A noter : des pantalons à rayures qui rappellent les célèbres
colonnes... de Buren !
Malgré quelques recherches,
je n'ai pas trouvé de photos de la production originale : j'aurais
pourtant tendance à parier que les artistes féminines devaient
être plus que légèrement vêtues, de sorte que
le succès de l'ouvrage devait autant à l'étalage de
beautés dénudées qu'aux qualités de l'oeuvre
elle-même. C'est sans doute ce rapport au nu qui est le plus difficile
à restituer aujourd'hui : une reconstitution s'inspirant des nombreux
témoignages cinématographiques parvenus jusqu'à nous
("Gaumont Actualités présente : le tout-Paris se presse
à la première de la nouvelle revue des Folies-Bergères")

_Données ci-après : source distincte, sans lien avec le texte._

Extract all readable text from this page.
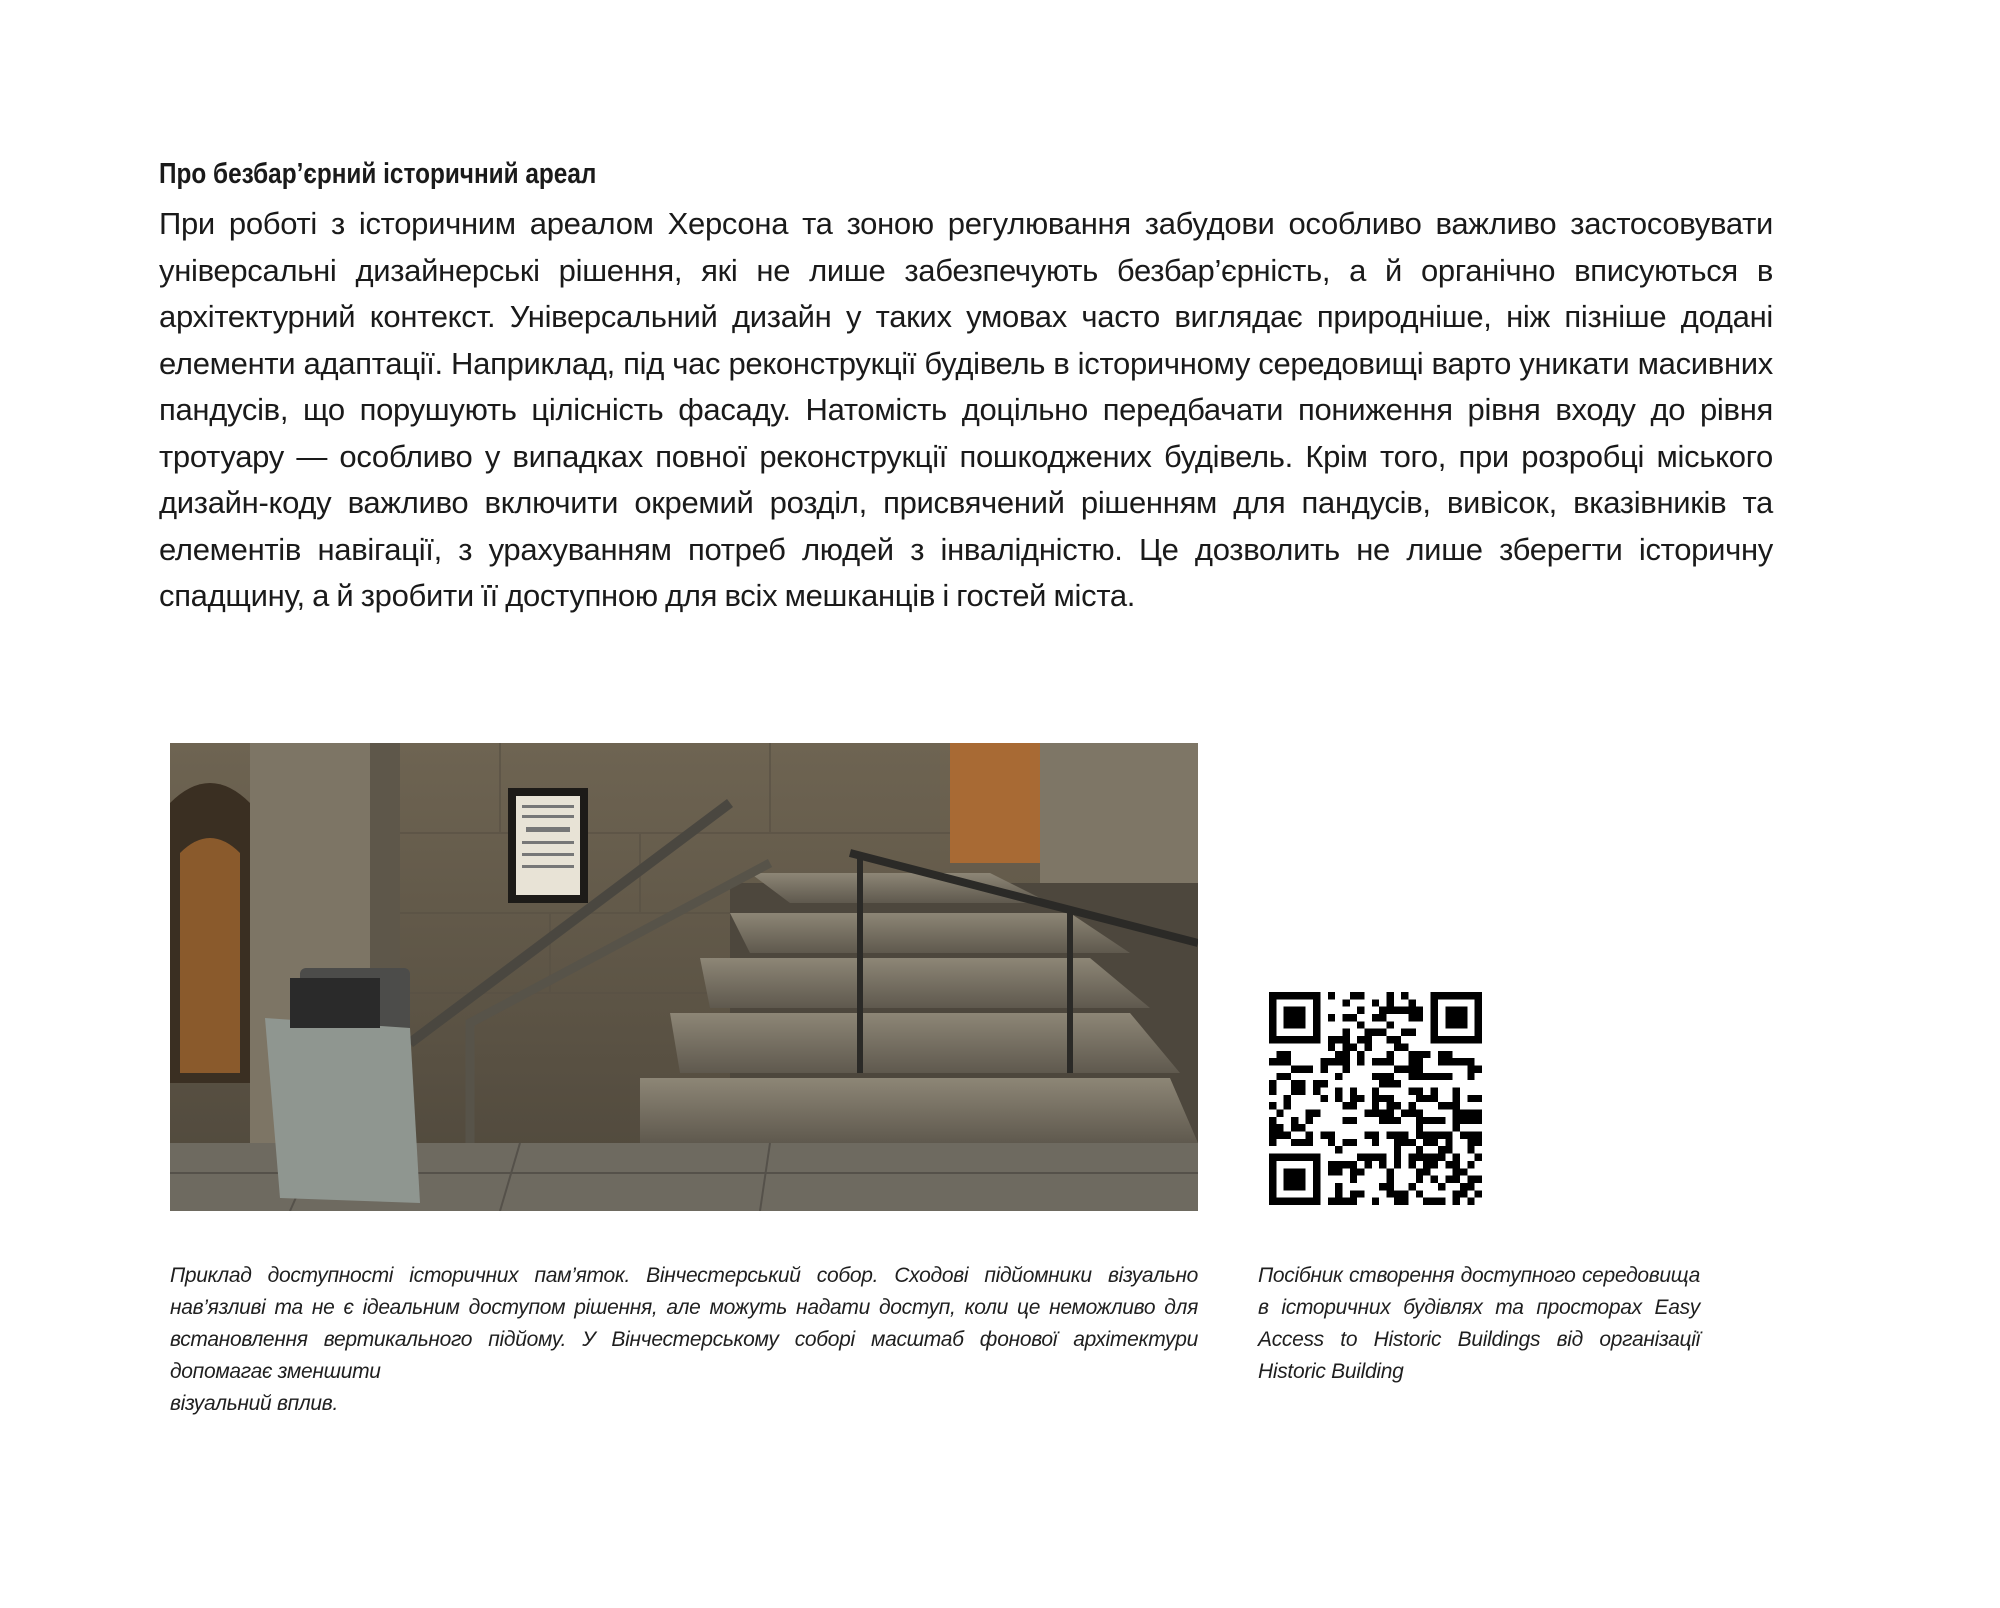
Про безбар’єрний історичний ареал

При роботі з історичним ареалом Херсона та зоною регулювання забудови особливо важливо застосовувати універсальні дизайнерські рішення, які не лише забезпечують безбар’єрність, а й органічно вписуються в архітектурний контекст. Універсальний дизайн у таких умовах часто виглядає природніше, ніж пізніше додані елементи адаптації. Наприклад, під час реконструкції будівель в історичному середовищі варто уникати масивних пандусів, що порушують цілісність фасаду. Натомість доцільно передбачати пониження рівня входу до рівня тротуару — особливо у випадках повної реконструкції пошкоджених будівель. Крім того, при розробці міського дизайн-коду важливо включити окремий розділ, присвячений рішенням для пандусів, вивісок, вказівників та елементів навігації, з урахуванням потреб людей з інвалідністю. Це дозволить не лише зберегти історичну спадщину, а й зробити її доступною для всіх мешканців і гостей міста.

Приклад доступності історичних пам’яток. Вінчестерський собор. Сходові підйомники візуально нав’язливі та не є ідеальним доступом рішення, але можуть надати доступ, коли це неможливо для встановлення вертикального підйому. У Вінчестерському соборі масштаб фонової архітектури допомагає зменшити
візуальний вплив.
Посібник створення доступного середовища в історичних будівлях та просторах Easy Access to Historic Buildings від організації Historic Building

était possible ; toutefois, elle n'aurait guère eu de sens
pour le spectateur contemporain. D'ailleurs, l'expression même légèrement
vêtu" a quelque chose de désuet (au mieux), dans une société
où des lycéennes à peine pubères font dépasser
du pantalon le string, cadeau des parents pour Noël. Dans cette optique,
Mireille Larroche a du mal à trouver le ton juste et à gérer
cette problématique plutôt masculine. Son utilisation du nu
- trois artistes : deux femmes et un homme,pas tous beaux à voir
: les femmes portant d'ailleurs une culotte couleur chair - a quelque chose
de froid et de clinique. Autre exemple : là où une oeillade
"à la Maurice Chevalier" en dirait suffisamment, pourquoi simuler
un coït ?
Pour le reste, la troupe est bien menée
et le spectacle déjà bien sur les rails dès la première.
Une réussite donc, mais en
demi-teintes.
Placido CARREROTTI
Notes
(1)
Je ne résiste pas à citer le discours du Roi Pausole au final
de l'acte II : une prémonition que le temps aura rendu plus émouvante
que drôle.
"Vous êtes heureux et libres
Le budget est en équilibre
Vous n'avez pas un seul chômeur
Votre argent garde sa valeur.
Même lorsque la Bourse baisse
Vous avez de l'or plein vos caisses
Bien que tout ne soit pas pour rien
Vous vivez quand même très
très bien.
Quand on songe aux pays des autres,
On se trouve bien dans le nôtre.
C'est pourquoi certains étrangers
Avec nous voudraient bien changer,
Pourquoi certains nous asticotent
Et font entendre un bruit de bottes,
Pourquoi certains amis suspects
Voudraient bien troubler notre paix.
(...)
A ton voisin, il ne faut jamais nuire
A ton voisin, jamais tu ne nuiras.
Mais à part ça, fait
tout c'que tu désires,
Mais à part ça, fait
tout c'que tu voudras.
Y'en a plein l'dos d'avoir toujours
des guerres,
Depuis Clovis, depuis Hugues Capet.
Pour être heureux, nous ne demandons
guère :
NOUS DEMANDONS QU'ON NOUS FOUTE LA
PAIX "
Quelques années plus tard, c'était
la catastrophe de 39-40 : d'autres étaient bien décidés
à ne pas "nous foutre la paix".
(2)
Deux oeuvres reprises à Paris en 1998 : Dédé dans
cette même salle Favart et Là-Haut au Théâtre
des Variétés.
(3)
Une incarnation sans doute très différente de celle du créateur
Dorville qu'une photo du programme nous montre comme un vieux viveur :
une bonne génération les sépare.
(4)
Ces interventions sont nombreuses, mais secondaires par rapport à
l'intrigue : c'est pourquoi je ne les mentionne pas dans mon rapide résumé.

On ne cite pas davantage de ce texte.